Laut einem geleakten Dokument hat der Supreme Court der Vereinigten Staaten vor, das Recht auf Schwangerschaftsabbrüche zu kippen. Viele fürchten zurecht, dass die Aufhebung weiterer Rechte folgt, beispielsweise die Ehe für alle. Die USA befinden sich ohnehin mitten in einer Angriffskampagne gegen körperliche Autonomie, insbesondere von marginalisierten Minderheiten wie trans Kindern und Jugendlichen. So dürfen Lehrer im Bundesstaat Florida wegen des »Don’t say gay«-Gesetzes an Grundschulen nicht über sexuelle Orientierung oder Geschlechtsidentität sprechen.

In einem Artikel der »New York Times« wird protokolliert, wofür sich bestimmte Abtreibungsgegner*innen nach einem Verbot von Schwangerschaftsabbrüchen einsetzen würden. Jene Aktivist*innen, die Laure Penny in ihrem Buch »Sexuelle Revolution« treffend als »Gebärzwangsextremist*innen« bezeichnet, scheinen sich alle für die finanzielle Absicherung von Familien, insbesondere Müttern, einsetzen zu wollen. Dabei kann man sich auch so gegen Armut einsetzen, ohne Menschen zuerst zum Gebären zu zwingen.
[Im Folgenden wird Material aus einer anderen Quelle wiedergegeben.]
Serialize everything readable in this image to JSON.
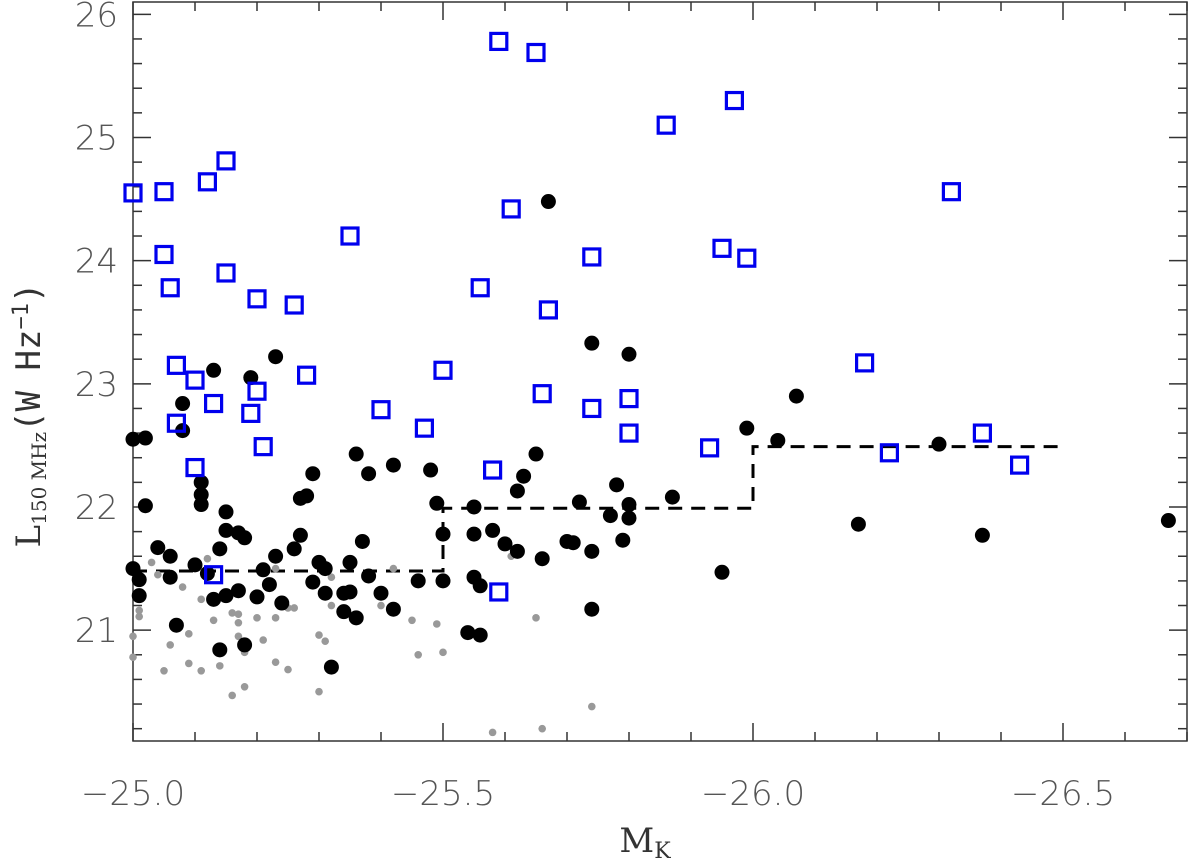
{
  "chart_data": {
    "type": "scatter",
    "title": "",
    "xlabel": {
      "main": "M",
      "sub": "K"
    },
    "ylabel": {
      "main": "L",
      "sub": "150 MHz",
      "paren_open": "(W Hz",
      "sup": "−1",
      "paren_close": ")"
    },
    "xlim": [
      -25.0,
      -26.7
    ],
    "ylim": [
      20.1,
      26.1
    ],
    "x_ticks": [
      {
        "value": -25.0,
        "label": "−25.0"
      },
      {
        "value": -25.5,
        "label": "−25.5"
      },
      {
        "value": -26.0,
        "label": "−26.0"
      },
      {
        "value": -26.5,
        "label": "−26.5"
      }
    ],
    "y_ticks": [
      {
        "value": 21,
        "label": "21"
      },
      {
        "value": 22,
        "label": "22"
      },
      {
        "value": 23,
        "label": "23"
      },
      {
        "value": 24,
        "label": "24"
      },
      {
        "value": 25,
        "label": "25"
      },
      {
        "value": 26,
        "label": "26"
      }
    ],
    "grid": false,
    "colors": {
      "squares": "#0000ee",
      "black": "#000000",
      "gray": "#999999",
      "line": "#000000"
    },
    "series": [
      {
        "marker": "open-square",
        "points": [
          [
            -25.0,
            24.55
          ],
          [
            -25.05,
            24.56
          ],
          [
            -25.12,
            24.64
          ],
          [
            -25.15,
            24.81
          ],
          [
            -25.05,
            24.05
          ],
          [
            -25.06,
            23.78
          ],
          [
            -25.15,
            23.9
          ],
          [
            -25.2,
            23.69
          ],
          [
            -25.26,
            23.64
          ],
          [
            -25.07,
            23.15
          ],
          [
            -25.1,
            23.03
          ],
          [
            -25.13,
            22.84
          ],
          [
            -25.2,
            22.94
          ],
          [
            -25.19,
            22.76
          ],
          [
            -25.21,
            22.49
          ],
          [
            -25.28,
            23.07
          ],
          [
            -25.07,
            22.68
          ],
          [
            -25.1,
            22.32
          ],
          [
            -25.13,
            21.45
          ],
          [
            -25.35,
            24.2
          ],
          [
            -25.4,
            22.79
          ],
          [
            -25.47,
            22.64
          ],
          [
            -25.5,
            23.11
          ],
          [
            -25.56,
            23.78
          ],
          [
            -25.58,
            22.3
          ],
          [
            -25.59,
            25.78
          ],
          [
            -25.61,
            24.42
          ],
          [
            -25.65,
            25.69
          ],
          [
            -25.66,
            22.92
          ],
          [
            -25.67,
            23.6
          ],
          [
            -25.59,
            21.31
          ],
          [
            -25.74,
            24.03
          ],
          [
            -25.74,
            22.8
          ],
          [
            -25.8,
            22.88
          ],
          [
            -25.8,
            22.6
          ],
          [
            -25.86,
            25.1
          ],
          [
            -25.93,
            22.48
          ],
          [
            -25.95,
            24.1
          ],
          [
            -25.97,
            25.3
          ],
          [
            -25.99,
            24.02
          ],
          [
            -26.18,
            23.17
          ],
          [
            -26.22,
            22.44
          ],
          [
            -26.32,
            24.56
          ],
          [
            -26.37,
            22.6
          ],
          [
            -26.43,
            22.34
          ]
        ]
      },
      {
        "marker": "filled-circle",
        "points": [
          [
            -25.0,
            22.55
          ],
          [
            -25.02,
            22.56
          ],
          [
            -25.02,
            22.01
          ],
          [
            -25.0,
            21.5
          ],
          [
            -25.01,
            21.41
          ],
          [
            -25.01,
            21.28
          ],
          [
            -25.04,
            21.67
          ],
          [
            -25.06,
            21.43
          ],
          [
            -25.06,
            21.6
          ],
          [
            -25.07,
            21.04
          ],
          [
            -25.08,
            22.84
          ],
          [
            -25.08,
            22.62
          ],
          [
            -25.1,
            21.53
          ],
          [
            -25.11,
            22.2
          ],
          [
            -25.11,
            22.1
          ],
          [
            -25.11,
            22.02
          ],
          [
            -25.13,
            21.25
          ],
          [
            -25.12,
            21.46
          ],
          [
            -25.14,
            21.66
          ],
          [
            -25.15,
            21.28
          ],
          [
            -25.14,
            20.84
          ],
          [
            -25.13,
            23.11
          ],
          [
            -25.15,
            21.96
          ],
          [
            -25.15,
            21.81
          ],
          [
            -25.17,
            21.79
          ],
          [
            -25.18,
            21.75
          ],
          [
            -25.17,
            21.32
          ],
          [
            -25.18,
            20.88
          ],
          [
            -25.19,
            23.05
          ],
          [
            -25.2,
            21.27
          ],
          [
            -25.21,
            21.49
          ],
          [
            -25.22,
            21.37
          ],
          [
            -25.23,
            21.6
          ],
          [
            -25.24,
            21.22
          ],
          [
            -25.23,
            23.22
          ],
          [
            -25.26,
            21.66
          ],
          [
            -25.27,
            21.77
          ],
          [
            -25.29,
            21.39
          ],
          [
            -25.27,
            22.07
          ],
          [
            -25.28,
            22.09
          ],
          [
            -25.29,
            22.27
          ],
          [
            -25.3,
            21.55
          ],
          [
            -25.31,
            21.3
          ],
          [
            -25.32,
            20.7
          ],
          [
            -25.31,
            21.5
          ],
          [
            -25.34,
            21.15
          ],
          [
            -25.34,
            21.3
          ],
          [
            -25.35,
            21.55
          ],
          [
            -25.35,
            21.31
          ],
          [
            -25.36,
            21.1
          ],
          [
            -25.36,
            22.43
          ],
          [
            -25.37,
            21.72
          ],
          [
            -25.38,
            21.44
          ],
          [
            -25.38,
            22.27
          ],
          [
            -25.4,
            21.3
          ],
          [
            -25.42,
            21.17
          ],
          [
            -25.42,
            22.34
          ],
          [
            -25.46,
            21.4
          ],
          [
            -25.48,
            22.3
          ],
          [
            -25.49,
            22.03
          ],
          [
            -25.5,
            21.4
          ],
          [
            -25.5,
            21.78
          ],
          [
            -25.54,
            20.98
          ],
          [
            -25.55,
            21.43
          ],
          [
            -25.55,
            21.78
          ],
          [
            -25.55,
            22.0
          ],
          [
            -25.56,
            21.36
          ],
          [
            -25.56,
            20.96
          ],
          [
            -25.58,
            21.81
          ],
          [
            -25.6,
            21.7
          ],
          [
            -25.62,
            22.13
          ],
          [
            -25.62,
            21.64
          ],
          [
            -25.63,
            22.25
          ],
          [
            -25.65,
            22.43
          ],
          [
            -25.66,
            21.58
          ],
          [
            -25.67,
            24.48
          ],
          [
            -25.7,
            21.72
          ],
          [
            -25.71,
            21.71
          ],
          [
            -25.72,
            22.04
          ],
          [
            -25.74,
            21.17
          ],
          [
            -25.74,
            21.64
          ],
          [
            -25.74,
            23.33
          ],
          [
            -25.77,
            21.93
          ],
          [
            -25.78,
            22.18
          ],
          [
            -25.79,
            21.73
          ],
          [
            -25.8,
            21.91
          ],
          [
            -25.8,
            22.02
          ],
          [
            -25.8,
            23.24
          ],
          [
            -25.87,
            22.08
          ],
          [
            -25.95,
            21.47
          ],
          [
            -25.99,
            22.64
          ],
          [
            -26.04,
            22.54
          ],
          [
            -26.07,
            22.9
          ],
          [
            -26.17,
            21.86
          ],
          [
            -26.3,
            22.51
          ],
          [
            -26.37,
            21.77
          ],
          [
            -26.67,
            21.89
          ]
        ]
      },
      {
        "marker": "small-gray-dot",
        "points": [
          [
            -25.0,
            20.95
          ],
          [
            -25.0,
            20.78
          ],
          [
            -25.01,
            21.16
          ],
          [
            -25.01,
            21.11
          ],
          [
            -25.03,
            21.55
          ],
          [
            -25.04,
            21.45
          ],
          [
            -25.05,
            20.67
          ],
          [
            -25.06,
            20.88
          ],
          [
            -25.08,
            21.35
          ],
          [
            -25.09,
            20.97
          ],
          [
            -25.09,
            20.73
          ],
          [
            -25.11,
            21.25
          ],
          [
            -25.11,
            20.67
          ],
          [
            -25.13,
            21.08
          ],
          [
            -25.14,
            20.71
          ],
          [
            -25.12,
            21.58
          ],
          [
            -25.16,
            20.47
          ],
          [
            -25.16,
            21.14
          ],
          [
            -25.17,
            21.13
          ],
          [
            -25.17,
            21.06
          ],
          [
            -25.17,
            20.95
          ],
          [
            -25.18,
            20.54
          ],
          [
            -25.18,
            20.82
          ],
          [
            -25.2,
            21.1
          ],
          [
            -25.21,
            20.92
          ],
          [
            -25.23,
            20.74
          ],
          [
            -25.23,
            21.1
          ],
          [
            -25.23,
            21.5
          ],
          [
            -25.25,
            21.18
          ],
          [
            -25.25,
            20.68
          ],
          [
            -25.26,
            21.18
          ],
          [
            -25.3,
            20.5
          ],
          [
            -25.3,
            20.96
          ],
          [
            -25.31,
            20.91
          ],
          [
            -25.32,
            21.2
          ],
          [
            -25.32,
            21.43
          ],
          [
            -25.4,
            21.2
          ],
          [
            -25.42,
            21.5
          ],
          [
            -25.45,
            21.08
          ],
          [
            -25.46,
            20.8
          ],
          [
            -25.49,
            21.05
          ],
          [
            -25.5,
            20.82
          ],
          [
            -25.58,
            20.17
          ],
          [
            -25.61,
            21.6
          ],
          [
            -25.65,
            21.1
          ],
          [
            -25.66,
            20.2
          ],
          [
            -25.74,
            20.38
          ]
        ]
      }
    ],
    "threshold_line": {
      "style": "dashed",
      "points": [
        [
          -25.0,
          21.48
        ],
        [
          -25.5,
          21.48
        ],
        [
          -25.5,
          21.99
        ],
        [
          -26.0,
          21.99
        ],
        [
          -26.0,
          22.49
        ],
        [
          -26.5,
          22.49
        ]
      ]
    }
  }
}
Doch darum geht es nicht. Vielmehr geht es in dem geleakten Dokument des Supreme Courts darum, Frauen und anderen Betroffenen das Recht auf Selbstbestimmung zu enthalten. So wird darin das Recht auf Autonomie und Selbstbestimmung als »übertrieben« eingestuft: Im Extremfall könnten diese in Drogenkonsum und Prostitution ausarten. Es wird weiter behauptet, dass Mütter auf dem Arbeitsmarkt nicht mehr diskriminiert werden, Mutterschutz verpflichtend ist und die Kosten einer Schwangerschaft von Krankenkassen übernommen werden. Dass in den USA mehr als 28 Millionen Menschen im erwerbsfähigen Alter keine Krankenversicherungen haben und Schwangere, die nicht versichert sind, alle Kosten selbst tragen müssen, die unter Umständen sechsstellig und damit existenzbedrohend sein können, wird so wie viele andere Versorgungslücken im US-Gesundheitssystem verschwiegen. Das wäre nicht möglich, wenn wir die Entscheidung für Abbrüche mit Selbstbestimmung begründeten statt überwiegend mit ökonomischen Problemen, die nur eine einzige Ursache darstellen neben vielen anderen. Dass eine gebärfähige Person sich gegen Kinder, aber sehr wohl für Sex entscheiden kann, ohne dies begründen zu müssen, so wie es für heterosexuelle cis Männer selbstverständlich ist, scheint undenkbar.

Doch es geht noch schlimmer: Eine Fußnote in dem Dokument liefert einen furchterregenden Einblick in die dunkle Welt, die sich Gebärzwangsextremist*innen wünschen. So ist darin zu lesen, dass Frauen, die ihre Neugeborenen zur Adoption geben möchten, nichts zu befürchten hätten. Als Grund werden »Engpässe bei Inlandslieferungen von Säuglingen« aufgeführt. Ich muss unweigerlich an ein Laufband aus Körpern denken, aus denen Babys mit dem Aufdruck »Made in USA« herausgepresst werden.

Der Roman »Der Report der Magd« der kanadischen Schriftstellerin Margaret Atwood zeichnet eine dystopische Welt, in der gebärfähige Menschen gefangen genommen und einflussreichen Familien zur Vergewaltigung zugeführt werden, um für sie Kinder zu gebären. Die USA nähern sich diesem Albtraum ein Stück weiter. Ob sich konservative Feuilletonisten, die Feminist*innen bisher Alarmismus vorwarfen, nun schämen? Vermutlich nicht. Betroffen sind nämlich nicht sie, sondern die Schutzlosesten. Schon wieder.